Un art martial, c’est l’art de la guerre, si on s’en tient au sens étymologique du terme. Cette même définition est en elle-même contradictoire avec les valeurs de l’aïkido : la non-violence, le respect du partenaire et l’harmonie.

Alors, peut-on encore dire que l’aïkido est un art martial en 2025?

Les armes en aïkido : une pratique obsolète ?

Il y a longtemps que l’on se bat autrement et que les armes ne sont plus le sabre ou l’épée. Un film le démontre bien, « Le dernier Samouraï », où tous ces braves samouraïs se font tuer par des soldats armés de fusils sans même la possibilité de combattre ou de se défendre.

Si les techniques d’Aïkido ont été reprises et adaptées parmi des techniques d’autres arts martiaux, elles ne peuvent plus être considérées comme des techniques martiales au sens premier du terme ; elles permettent, dans certaines conditions d’être utilisées pour se défendre et il existe dans certains dojos des cours de self-défense calquées sur les techniques d’aïkido : mais dans ce cas précis, on adapte la technique,  qui ne peut donc plus être considérée comme une technique pure d’aïkido.

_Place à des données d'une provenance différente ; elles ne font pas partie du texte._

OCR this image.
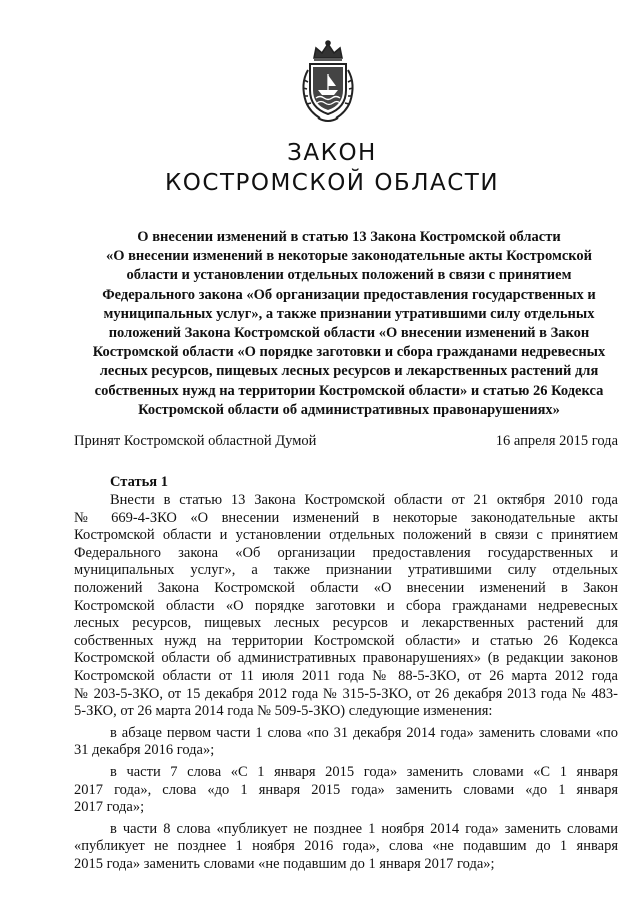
ЗАКОН
КОСТРОМСКОЙ ОБЛАСТИ
О внесении изменений в статью 13 Закона Костромской области
«О внесении изменений в некоторые законодательные акты Костромской
области и установлении отдельных положений в связи с принятием
Федерального закона «Об организации предоставления государственных и
муниципальных услуг», а также признании утратившими силу отдельных
положений Закона Костромской области «О внесении изменений в Закон
Костромской области «О порядке заготовки и сбора гражданами недревесных
лесных ресурсов, пищевых лесных ресурсов и лекарственных растений для
собственных нужд на территории Костромской области» и статью 26 Кодекса
Костромской области об административных правонарушениях»
Принят Костромской областной Думой	16 апреля 2015 года
Статья 1
Внести в статью 13 Закона Костромской области от 21 октября 2010 года
№ 669-4-ЗКО «О внесении изменений в некоторые законодательные акты
Костромской области и установлении отдельных положений в связи с принятием
Федерального закона «Об организации предоставления государственных и
муниципальных услуг», а также признании утратившими силу отдельных
положений Закона Костромской области «О внесении изменений в Закон
Костромской области «О порядке заготовки и сбора гражданами недревесных
лесных ресурсов, пищевых лесных ресурсов и лекарственных растений для
собственных нужд на территории Костромской области» и статью 26 Кодекса
Костромской области об административных правонарушениях» (в редакции законов
Костромской области от 11 июля 2011 года № 88-5-ЗКО, от 26 марта 2012 года
№ 203-5-ЗКО, от 15 декабря 2012 года № 315-5-ЗКО, от 26 декабря 2013 года № 483-
5-ЗКО, от 26 марта 2014 года № 509-5-ЗКО) следующие изменения:
в абзаце первом части 1 слова «по 31 декабря 2014 года» заменить словами «по
31 декабря 2016 года»;
в части 7 слова «С 1 января 2015 года» заменить словами «С 1 января
2017 года», слова «до 1 января 2015 года» заменить словами «до 1 января
2017 года»;
в части 8 слова «публикует не позднее 1 ноября 2014 года» заменить словами
«публикует не позднее 1 ноября 2016 года», слова «не подавшим до 1 января
2015 года» заменить словами «не подавшим до 1 января 2017 года»;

L’Aïkido est un sport, non compétitif, mais un sport tout de même !

Qui n’a jamais assisté à un passage de grades ou l’on entend qu’il faut pouvoir tenir au moins 15 minutes durant le passage, en tant que Tori bien sûr mais aussi être en état physique pour pouvoir assurer le rôle d’un Uke réactif et dynamique. Travailler son cardio et sa condition physique n’est-il pas le propre d’une activité sportive ?

D’ailleurs, on pratique un échauffement en début de cours, on parle d’entraînement régulier en Aïkido, et on valorise les grandes chutes acrobatiques qui demandent une certaine condition physique pour être réalisées sans blessure.

Par ailleurs, on parle également de sport santé et l’aïkido propose annuellement des stages thématiques sur ce sujet. Si l’aïkido n’était pas un sport, le sport santé ne serait pas un sujet dans la discipline.

La grande majorité des pratiquants s’inscrivent dans nos clubs pour faire du sport : un sport différent des sports martiaux qu’ils connaissent, certes, mais un sport tout de même. Et ce pour garder la forme, la santé, sans être obligé de chuter comme au Judo ou de frapper comme au Karaté ou d’autres disciplines de combat ; en somme, pratiquer un sport moins “violent”, tout en restant dans la martialité.

Alors pourquoi est-ce si difficile d’employer le mot “sport” pour qualifier notre discipline ?

Certainement parce que nos grands techniciens pensent être les meilleurs, et veulent le rester jusqu’à la fin de leur vie. C’est pour cela que chaque fois que l’on parle de sport, ils s’insurgent estimant que nous (les profanes) n’y connaissons rien et que l’Aïkido, cet art martial inventé par Morihei Ueshiba, ne peut être un sport.

S’ils admettaient que l‘aïkido est un sport, ils ne seraient plus aujourd’hui en haut de l’affiche. Car oui, dans le milieu sportif, notre temps sous les projecteur est compté puis on laisse la place à d’autres pratiquants meilleurs que nous (victoire en compétition) ou tout simplement plus jeunes (on prend sa retraite)

Et la suite de la carrière d’un sportif ? La retraite ou la reconversion dans le métier d’entraîneur ou de coach, pour faire progresser la nouvelle génération.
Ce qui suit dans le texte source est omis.